Obwohl K. krank ist, schickt sie mir ein Gedicht. Sie hat sich diesen blöden Magen-Darm-Virus eingefangen, der gerade im Umlauf ist. Gestern Abend, als wir aus der Disco heim fuhren, ging es los. Nachdem wir unser sportliches Ziel ganz (mir reicht eine halbe Stunde intensiver Bewegung, erst recht in warmen Stiefeln und Pullover, unter erschwerten Bedingungen also) bzw. ansatzweise (K. tanzt sonst mindestens eine Stunde) erfüllt hatten.

Rilke also. Die Botschaft ist einfach. Ich soll durchhalten. Soll das tun, was sich richtig anfühlt. Dran bleiben, auch wenn es schwierig ist. Es wandelt uns auch das, was wir nicht erreichen. Stimmt. Es macht schlaflose Nächte, verführt zu planlosem Aktionismus, Panik. Die Angst vor Altersarmut und einer Hartz IV-Karriere. Da kann ich schon mal ein paar andere Dinge aus den Augen verlieren. Die Tatsache, dass eine Schreiberin vor allem eines tut. Schreiben.

Meine Freundinnen machen sich Sorgen um mein Wohlergehen. Wenn sie nichts von mir lesen, keine Mails, nichts auf der Webseite, sei das kein gutes Zeichen, bemerkte D. am Sonntag. Wie gut sie mich doch kennt. Meist hakt es auf mehreren Ebenen gleichzeitig und ein wenig Aufmunterung kann nicht schaden. Zeilen wie diese zum Beispiel: Lass die Angst fallen. Unterhalte das Kind in dir. Umarme Bäume. Schreibe Liebesbriefe. Lebe.

Joseph Beuys war ein kluger Mann. Und ich muss manchmal an ein paar wichtige Dinge erinnert werden. Danke nach Gießen also. Ich würde noch hinzu fügen, schau dir alte Gesichter an. Wie das von Jeanne Moreau, das man in der Ausstellung von Peter Lindberg im C/O Berlin sehen kann. Jeder Zentimeter zeugt von einem intensiven gelebten Leben. Dazu der herausfordernde Blick. Da duckt sich keine.
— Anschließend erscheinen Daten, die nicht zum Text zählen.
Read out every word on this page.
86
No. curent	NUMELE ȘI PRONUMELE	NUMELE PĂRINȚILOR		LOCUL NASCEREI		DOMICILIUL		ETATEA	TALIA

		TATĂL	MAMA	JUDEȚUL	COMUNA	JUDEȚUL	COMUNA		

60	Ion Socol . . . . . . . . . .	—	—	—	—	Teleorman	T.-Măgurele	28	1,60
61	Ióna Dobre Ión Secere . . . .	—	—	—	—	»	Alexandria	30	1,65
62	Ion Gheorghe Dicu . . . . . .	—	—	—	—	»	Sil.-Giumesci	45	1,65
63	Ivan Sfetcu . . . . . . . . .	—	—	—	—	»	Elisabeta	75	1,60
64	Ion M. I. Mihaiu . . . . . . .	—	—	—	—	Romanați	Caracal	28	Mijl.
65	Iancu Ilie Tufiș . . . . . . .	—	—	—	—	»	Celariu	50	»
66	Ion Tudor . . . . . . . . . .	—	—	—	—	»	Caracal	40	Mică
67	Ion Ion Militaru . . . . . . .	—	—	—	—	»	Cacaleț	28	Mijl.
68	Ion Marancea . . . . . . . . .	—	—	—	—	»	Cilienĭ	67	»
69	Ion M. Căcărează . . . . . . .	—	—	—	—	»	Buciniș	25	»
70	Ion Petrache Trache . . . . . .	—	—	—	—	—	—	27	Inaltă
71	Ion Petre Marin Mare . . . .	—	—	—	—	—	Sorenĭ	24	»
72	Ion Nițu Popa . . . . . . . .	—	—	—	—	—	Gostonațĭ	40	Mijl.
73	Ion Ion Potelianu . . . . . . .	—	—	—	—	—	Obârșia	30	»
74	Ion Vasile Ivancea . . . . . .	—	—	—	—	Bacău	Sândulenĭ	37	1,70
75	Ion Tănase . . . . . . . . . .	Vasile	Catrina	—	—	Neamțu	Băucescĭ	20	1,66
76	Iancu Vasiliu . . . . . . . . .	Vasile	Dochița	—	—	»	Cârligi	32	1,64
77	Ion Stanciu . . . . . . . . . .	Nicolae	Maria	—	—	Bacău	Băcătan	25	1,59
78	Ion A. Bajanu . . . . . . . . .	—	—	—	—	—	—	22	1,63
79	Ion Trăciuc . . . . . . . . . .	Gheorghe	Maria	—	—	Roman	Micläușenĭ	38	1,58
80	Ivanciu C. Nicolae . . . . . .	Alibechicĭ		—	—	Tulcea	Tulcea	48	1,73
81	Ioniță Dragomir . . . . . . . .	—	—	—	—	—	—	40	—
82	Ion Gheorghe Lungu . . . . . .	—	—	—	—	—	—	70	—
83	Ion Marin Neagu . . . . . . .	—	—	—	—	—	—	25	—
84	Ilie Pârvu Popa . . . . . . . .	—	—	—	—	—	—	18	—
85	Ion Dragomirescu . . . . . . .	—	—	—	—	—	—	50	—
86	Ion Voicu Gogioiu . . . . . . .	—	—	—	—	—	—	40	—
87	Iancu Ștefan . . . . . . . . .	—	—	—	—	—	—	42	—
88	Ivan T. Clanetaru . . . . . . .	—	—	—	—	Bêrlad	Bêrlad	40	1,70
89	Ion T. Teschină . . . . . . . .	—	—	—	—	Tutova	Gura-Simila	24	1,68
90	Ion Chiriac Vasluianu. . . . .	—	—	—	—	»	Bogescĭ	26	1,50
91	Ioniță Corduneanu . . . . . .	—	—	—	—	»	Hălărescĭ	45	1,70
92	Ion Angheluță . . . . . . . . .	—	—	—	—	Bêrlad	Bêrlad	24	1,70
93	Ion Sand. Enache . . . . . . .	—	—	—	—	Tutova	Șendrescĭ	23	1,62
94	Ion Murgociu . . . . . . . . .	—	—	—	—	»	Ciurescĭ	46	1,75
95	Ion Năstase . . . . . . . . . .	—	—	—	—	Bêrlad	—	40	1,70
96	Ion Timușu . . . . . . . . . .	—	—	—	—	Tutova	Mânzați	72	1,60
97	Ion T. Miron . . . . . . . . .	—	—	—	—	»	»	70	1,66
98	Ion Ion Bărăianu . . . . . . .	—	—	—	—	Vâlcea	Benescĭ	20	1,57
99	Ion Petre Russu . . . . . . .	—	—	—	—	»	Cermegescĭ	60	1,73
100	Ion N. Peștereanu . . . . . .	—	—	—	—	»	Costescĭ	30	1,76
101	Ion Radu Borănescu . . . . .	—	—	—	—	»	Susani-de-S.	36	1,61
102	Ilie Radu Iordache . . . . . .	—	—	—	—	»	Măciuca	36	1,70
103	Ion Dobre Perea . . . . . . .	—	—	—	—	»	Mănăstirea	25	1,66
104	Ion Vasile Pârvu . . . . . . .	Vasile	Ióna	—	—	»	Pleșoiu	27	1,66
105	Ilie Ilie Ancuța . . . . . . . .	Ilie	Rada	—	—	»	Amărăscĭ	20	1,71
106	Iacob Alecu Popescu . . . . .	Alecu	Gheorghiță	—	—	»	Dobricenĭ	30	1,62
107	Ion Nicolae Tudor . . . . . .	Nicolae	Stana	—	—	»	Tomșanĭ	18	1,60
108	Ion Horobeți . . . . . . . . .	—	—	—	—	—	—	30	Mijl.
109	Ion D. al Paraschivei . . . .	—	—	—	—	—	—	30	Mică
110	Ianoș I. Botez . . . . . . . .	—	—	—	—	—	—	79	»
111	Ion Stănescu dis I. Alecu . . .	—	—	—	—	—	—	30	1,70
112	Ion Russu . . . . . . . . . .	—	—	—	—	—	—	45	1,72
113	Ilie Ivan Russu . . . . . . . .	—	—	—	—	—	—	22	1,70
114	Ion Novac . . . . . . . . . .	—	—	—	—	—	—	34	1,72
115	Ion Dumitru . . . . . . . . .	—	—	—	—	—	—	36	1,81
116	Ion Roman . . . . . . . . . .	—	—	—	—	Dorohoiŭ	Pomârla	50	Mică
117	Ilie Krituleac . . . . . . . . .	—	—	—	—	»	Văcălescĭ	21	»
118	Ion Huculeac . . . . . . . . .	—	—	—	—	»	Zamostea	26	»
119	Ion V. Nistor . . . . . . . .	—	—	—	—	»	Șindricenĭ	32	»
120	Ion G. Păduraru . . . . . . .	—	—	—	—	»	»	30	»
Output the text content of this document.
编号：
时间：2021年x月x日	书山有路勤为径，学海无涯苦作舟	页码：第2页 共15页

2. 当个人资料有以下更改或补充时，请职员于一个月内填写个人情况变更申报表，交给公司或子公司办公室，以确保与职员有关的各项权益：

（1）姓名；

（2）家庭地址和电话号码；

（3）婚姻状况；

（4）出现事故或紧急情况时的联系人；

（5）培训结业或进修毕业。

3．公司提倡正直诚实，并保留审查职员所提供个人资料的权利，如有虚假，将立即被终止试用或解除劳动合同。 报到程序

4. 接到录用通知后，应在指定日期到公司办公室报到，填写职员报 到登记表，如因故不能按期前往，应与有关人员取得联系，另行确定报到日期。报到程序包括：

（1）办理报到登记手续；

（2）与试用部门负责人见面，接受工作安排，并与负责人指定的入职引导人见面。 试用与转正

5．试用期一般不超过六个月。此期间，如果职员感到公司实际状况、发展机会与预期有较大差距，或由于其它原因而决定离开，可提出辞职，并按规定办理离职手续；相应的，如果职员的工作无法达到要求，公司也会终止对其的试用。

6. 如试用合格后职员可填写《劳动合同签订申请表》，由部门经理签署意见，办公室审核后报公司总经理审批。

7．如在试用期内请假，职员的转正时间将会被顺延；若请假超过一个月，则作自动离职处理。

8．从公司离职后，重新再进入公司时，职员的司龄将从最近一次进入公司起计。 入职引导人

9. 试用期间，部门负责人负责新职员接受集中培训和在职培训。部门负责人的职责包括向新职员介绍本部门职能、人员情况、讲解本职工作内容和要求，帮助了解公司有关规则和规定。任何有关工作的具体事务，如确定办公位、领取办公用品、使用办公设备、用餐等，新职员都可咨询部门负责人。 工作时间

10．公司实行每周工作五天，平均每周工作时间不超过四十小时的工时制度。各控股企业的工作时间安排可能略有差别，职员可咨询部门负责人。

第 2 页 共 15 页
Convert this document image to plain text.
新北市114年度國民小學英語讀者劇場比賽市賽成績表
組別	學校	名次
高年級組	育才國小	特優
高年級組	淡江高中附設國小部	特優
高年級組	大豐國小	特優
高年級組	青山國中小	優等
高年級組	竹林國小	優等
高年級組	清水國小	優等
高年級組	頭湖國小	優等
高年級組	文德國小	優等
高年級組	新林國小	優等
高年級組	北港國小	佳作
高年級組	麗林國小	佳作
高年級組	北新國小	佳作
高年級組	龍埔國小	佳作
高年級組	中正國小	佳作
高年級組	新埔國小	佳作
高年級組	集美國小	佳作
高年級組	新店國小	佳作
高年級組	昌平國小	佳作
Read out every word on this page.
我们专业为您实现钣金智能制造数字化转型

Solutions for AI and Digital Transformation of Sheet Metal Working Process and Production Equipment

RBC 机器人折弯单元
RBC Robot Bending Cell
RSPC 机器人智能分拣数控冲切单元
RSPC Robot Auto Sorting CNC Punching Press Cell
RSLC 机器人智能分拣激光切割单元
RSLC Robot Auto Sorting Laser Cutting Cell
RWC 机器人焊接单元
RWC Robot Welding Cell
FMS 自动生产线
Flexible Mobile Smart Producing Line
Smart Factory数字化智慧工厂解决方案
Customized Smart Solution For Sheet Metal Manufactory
Warum auch?

Wir müssen uns nicht schämen, wenn wir Falten haben, wenn wir nicht glatt und austauschbar sind, wie es in der Werbung so gern vermittelt wird. Sei stolz darauf, wenn du jünger aussiehst. Tu alles dafür. Mann oder Frau. Jünger aussehend. Sucht. So steht es in den Partnerbörsen. Schließlich will man nicht mit jemanden zusammen sein, der alt aussieht. Reicht ja schon, wenn er alt ist. Gerade wir Frauen haben da Ängste.

Himmelarschundzwirn. Ich sage es mal mit Peter Lindbergs Worten: „Der Grund, warum Gesichter so faszinieren, hat damit zu tun, dass man, je mehr man das Dahinter erahnt, um so milder mit den Menschen umzugehen lernt.“ Mit mir muss man auch milde umgehen. Manchmal.